Data Carpentry for Oceanographers

Using python to accelerate research and increase reproducibility

Syllabus

This workshop is based on lessons developed by the Carpentries (See https://carpentries.org for more information about the Carpentries organisation.) The episode order in the schedule below is rearranged below to improve flow and content for the oceanographer audience.

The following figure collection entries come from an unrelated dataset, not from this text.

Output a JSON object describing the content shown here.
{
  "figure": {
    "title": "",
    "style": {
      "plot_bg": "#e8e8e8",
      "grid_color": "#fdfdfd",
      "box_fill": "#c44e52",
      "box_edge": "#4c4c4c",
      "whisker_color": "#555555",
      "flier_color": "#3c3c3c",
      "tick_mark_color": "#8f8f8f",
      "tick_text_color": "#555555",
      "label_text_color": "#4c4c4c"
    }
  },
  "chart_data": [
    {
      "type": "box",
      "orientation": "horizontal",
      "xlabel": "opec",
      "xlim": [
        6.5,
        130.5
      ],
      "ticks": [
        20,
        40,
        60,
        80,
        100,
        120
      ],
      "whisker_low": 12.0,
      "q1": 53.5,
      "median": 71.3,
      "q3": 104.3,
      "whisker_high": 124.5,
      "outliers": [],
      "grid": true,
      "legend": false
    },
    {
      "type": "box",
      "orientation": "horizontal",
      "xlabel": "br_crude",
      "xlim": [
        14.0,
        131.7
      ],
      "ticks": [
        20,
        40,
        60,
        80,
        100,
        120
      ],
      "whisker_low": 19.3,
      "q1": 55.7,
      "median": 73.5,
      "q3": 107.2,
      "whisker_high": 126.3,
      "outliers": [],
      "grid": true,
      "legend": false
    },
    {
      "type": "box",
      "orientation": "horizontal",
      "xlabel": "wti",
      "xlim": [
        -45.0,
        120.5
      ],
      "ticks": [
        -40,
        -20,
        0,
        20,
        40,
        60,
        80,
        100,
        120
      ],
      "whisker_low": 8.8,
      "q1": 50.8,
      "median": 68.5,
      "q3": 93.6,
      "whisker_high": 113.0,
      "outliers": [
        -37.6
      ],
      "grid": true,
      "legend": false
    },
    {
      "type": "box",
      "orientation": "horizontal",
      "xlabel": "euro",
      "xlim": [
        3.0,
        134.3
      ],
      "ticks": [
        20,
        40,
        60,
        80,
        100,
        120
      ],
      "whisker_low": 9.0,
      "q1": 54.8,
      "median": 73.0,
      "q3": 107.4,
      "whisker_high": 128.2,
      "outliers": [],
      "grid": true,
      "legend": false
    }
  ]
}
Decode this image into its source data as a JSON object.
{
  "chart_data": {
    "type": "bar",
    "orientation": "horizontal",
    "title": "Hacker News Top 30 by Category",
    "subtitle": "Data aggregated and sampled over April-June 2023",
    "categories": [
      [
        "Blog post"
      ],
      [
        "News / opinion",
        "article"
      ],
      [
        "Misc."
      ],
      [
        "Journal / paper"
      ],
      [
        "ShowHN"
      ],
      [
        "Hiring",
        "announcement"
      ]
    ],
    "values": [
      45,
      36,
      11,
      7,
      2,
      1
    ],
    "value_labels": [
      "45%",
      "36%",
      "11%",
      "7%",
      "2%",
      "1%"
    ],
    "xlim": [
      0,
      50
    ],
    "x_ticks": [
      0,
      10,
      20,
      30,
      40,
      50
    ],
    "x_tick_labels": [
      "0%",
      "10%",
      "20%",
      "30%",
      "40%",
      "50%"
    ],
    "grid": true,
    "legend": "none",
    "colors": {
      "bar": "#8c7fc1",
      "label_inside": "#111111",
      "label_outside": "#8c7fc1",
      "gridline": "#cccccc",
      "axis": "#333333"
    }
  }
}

The original source lessons used for this Carpentry are:

Schedule

Setup Download files required for the lesson
00:00 1. Introduction What are basic principles for using spreadsheets for good data organization?
00:18 2. Formatting data tables in Spreadsheets How do we format data in spreadsheets for effective data use?
00:53 3. Formatting problems What are some common challenges with formatting data in spreadsheets and how can we avoid them?
01:13 4. Dates as data What are good approaches for handling dates in spreadsheets?
01:26 5. Quality control How can we carry out basic quality control and quality assurance in spreadsheets?
01:46 6. Exporting data How can we export data from spreadsheets in a way that is useful for downstream applications?
01:56 7. Before we start What is Python and why should I learn it?
02:26 8. Short Introduction to Programming in Python What is Python?
Why should I learn Python?
02:56 9. Starting With Data How can I import data in Python?
What is Pandas?
Why should I use Pandas to work with data?
03:56 10. Data Types and Formats What types of data can be contained in a DataFrame?
Why is the data type important?
04:41 11. Indexing, Slicing and Subsetting DataFrames in Python How can I access specific data within my data set?
How can Python and Pandas help me to analyse my data?
05:41 12. Combining DataFrames with Pandas Can I work with data from multiple sources?
How can I combine data from different data sets?
06:26 13. Software installation using conda How do I install and manage all the Python libraries that I want to use?
How do I interact with Python?
06:56 14. Data Ingest and Visualization - Matplotlib and Pandas What other tools can I use to create plots apart from ggplot?
Why should I use Python to create plots?
08:41 15. Making Plots With plotnine How can I visualize data in Python?
What is ‘grammar of graphics’?
10:11 16. Refresher
10:41 17. Data Workflows and Automation Can I automate operations in Python?
What are functions and why should I use them?
12:11 18. Introduction to netCDF What is NetCDF format?
Why using Xarray for NetCDF files in Python
12:26 19. Visualising CMIP data How can I create a quick plot of my CMIP data?
13:26 20. Refresher
13:36 21. Functions How can I define my own functions?
14:16 22. Vectorisation How can I avoid looping over each element of large data arrays?
14:46 23. Command line programs How can I write my own command line programs?
15:36 24. Version control How can I record the revision history of my code?
16:11 25. GitHub How can I make my code available on GitHub?
16:36 26. Defensive programming How can I make my programs more reliable?
17:06 27. Data provenance How can keep track of my data processing steps?
17:36 28. Accessing SQLite Databases Using Python and Pandas What if my data are stored in an SQL database? Can I manage them with Python?
How can I write data from Python to be used with SQL?
18:21 Finish

The actual schedule may vary slightly depending on the topics and exercises chosen by the instructor.